Let’s hear the words of Jesus to Paul when he says, “My grace is sufficient for you, for my power is made perfect in weakness.”  Instead of boasting in our strength and feeling secure in how we are living the Christian life, let’s boast in our weakness so that the power of Christ might rest on us.  Let us know that when we are weak and clinging to the grace of Jesus as our only hope then are we strong.  In a culture that hates weakness let us embrace it so that Jesus’ power might be made perfect in us.  Might we stop justifying ourselves and let our savior justify us.  He will do it so much better.  Oh Kaleo that we might be a broken, humble, weak people, who cling to our savior as our only hope so that Jesus might be seen to be majestic and powerful in our lives!  Wake up and cling to him.    

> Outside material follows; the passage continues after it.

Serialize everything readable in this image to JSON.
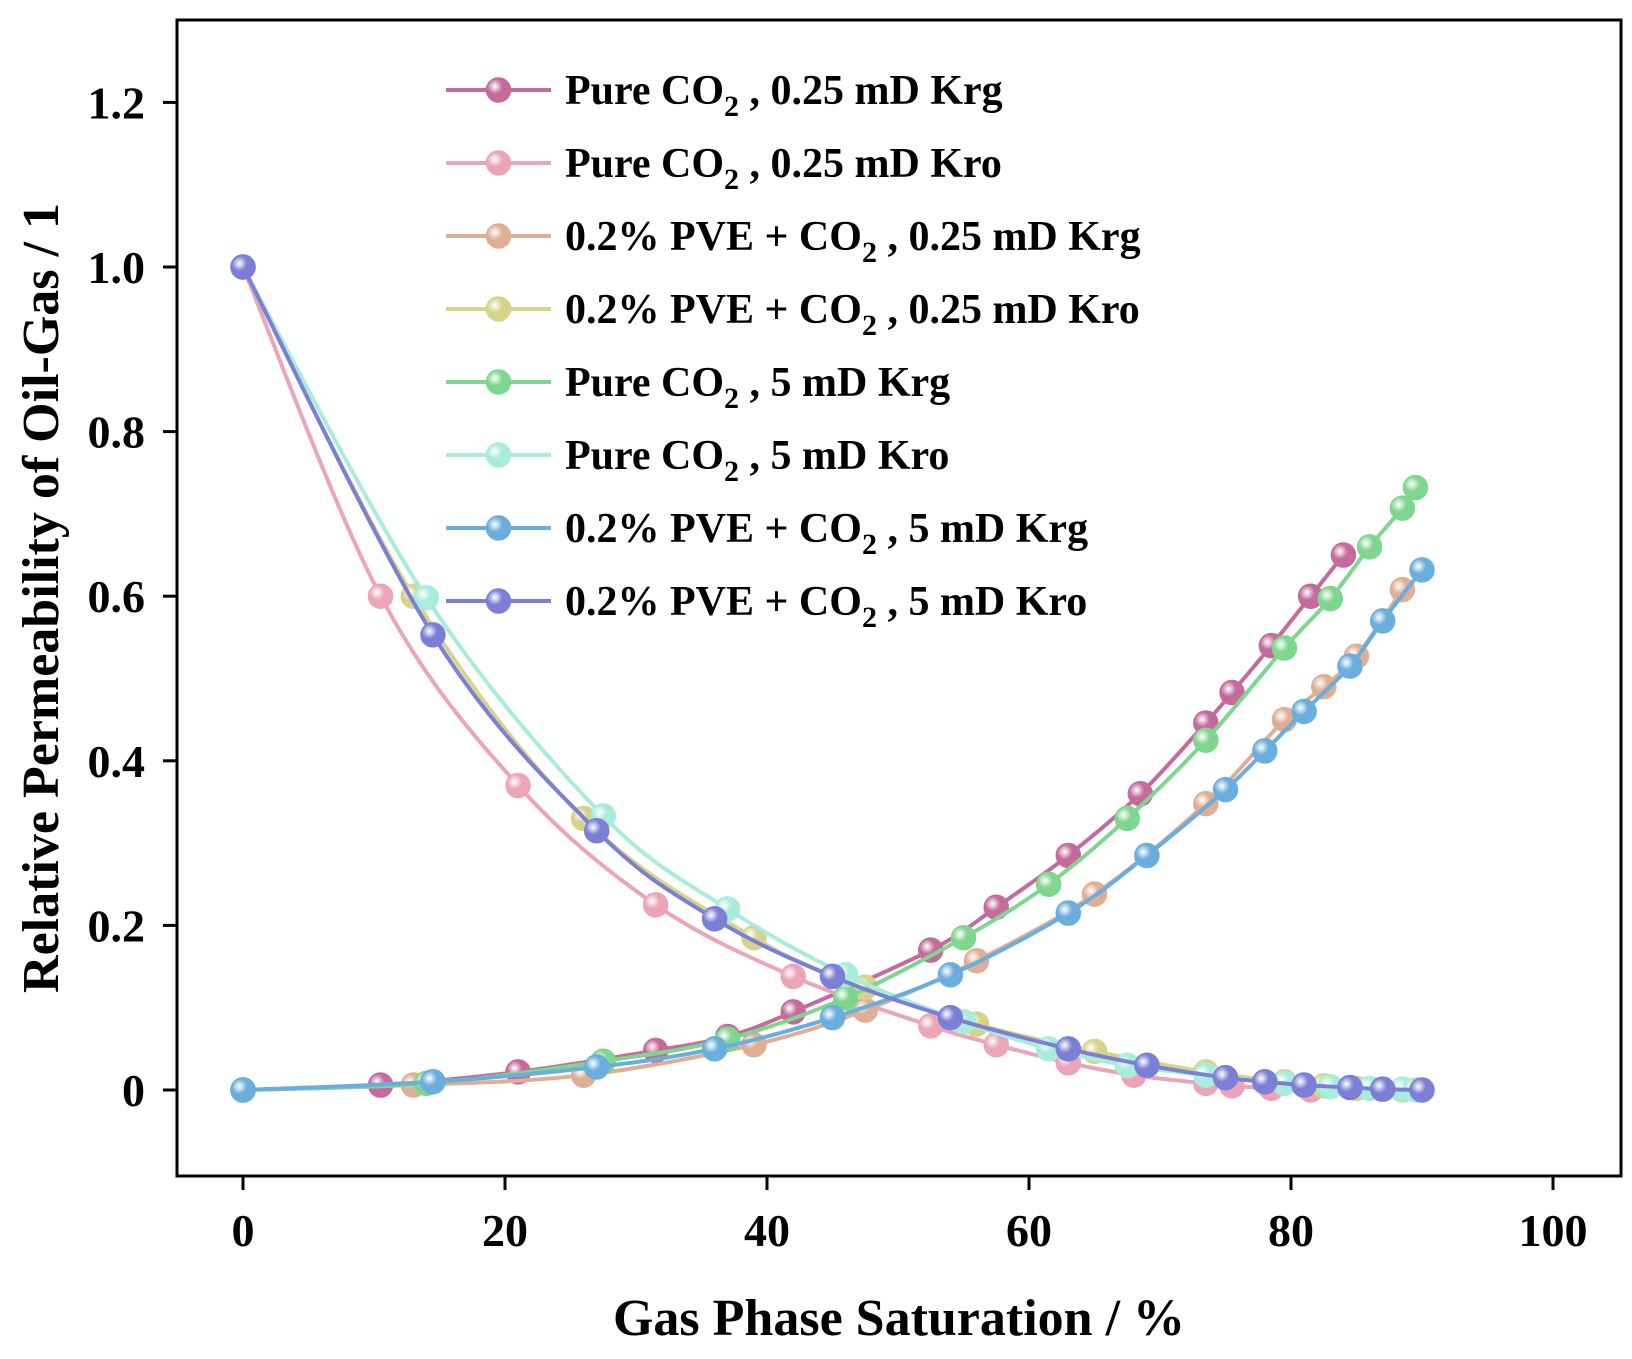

I want to end with a quote from a man named Douglas Coupland.  At the end of his memoirs he writes, “Now, here is my secret:  I tell you with an openness of heart that I doubt I shall ever achieve again, so I pray that you are in a quiet room as you hear these words.  My secret is that I need God, that I am sick and can no longer make it alone.  I need God to help me give, because I no longer seem capable of giving; to help me be kind, as I no longer seem capable of kindness; to help me love as I seem beyond being able to love.”

Let’s just admit our secret.  Let’s wake up and admit we need God.  We need him because our own righteousness is not complete before our God.  It’s ok to need our God.  It’s ok because he has offered us everything we need in his precious son who came and gave his life on the cross for us, for our desperate need.  Our need is so big that it took God dying on the cross to fill it.  Don’t excuse it, don’t try and pretend it isn’t there.  It was our need, our sin that required the cross; surely it is too great to minimize.  Yet our savior paid the price.  He paid for our sin with his life so let’s just cling to him.  Let’s lose ourselves in his righteousness.  Let’s set our minds upon his beauty, let’s give ourselves to clinging to him always because we need him.  And let’s live lives of radical gratitude to the God who gave himself for us.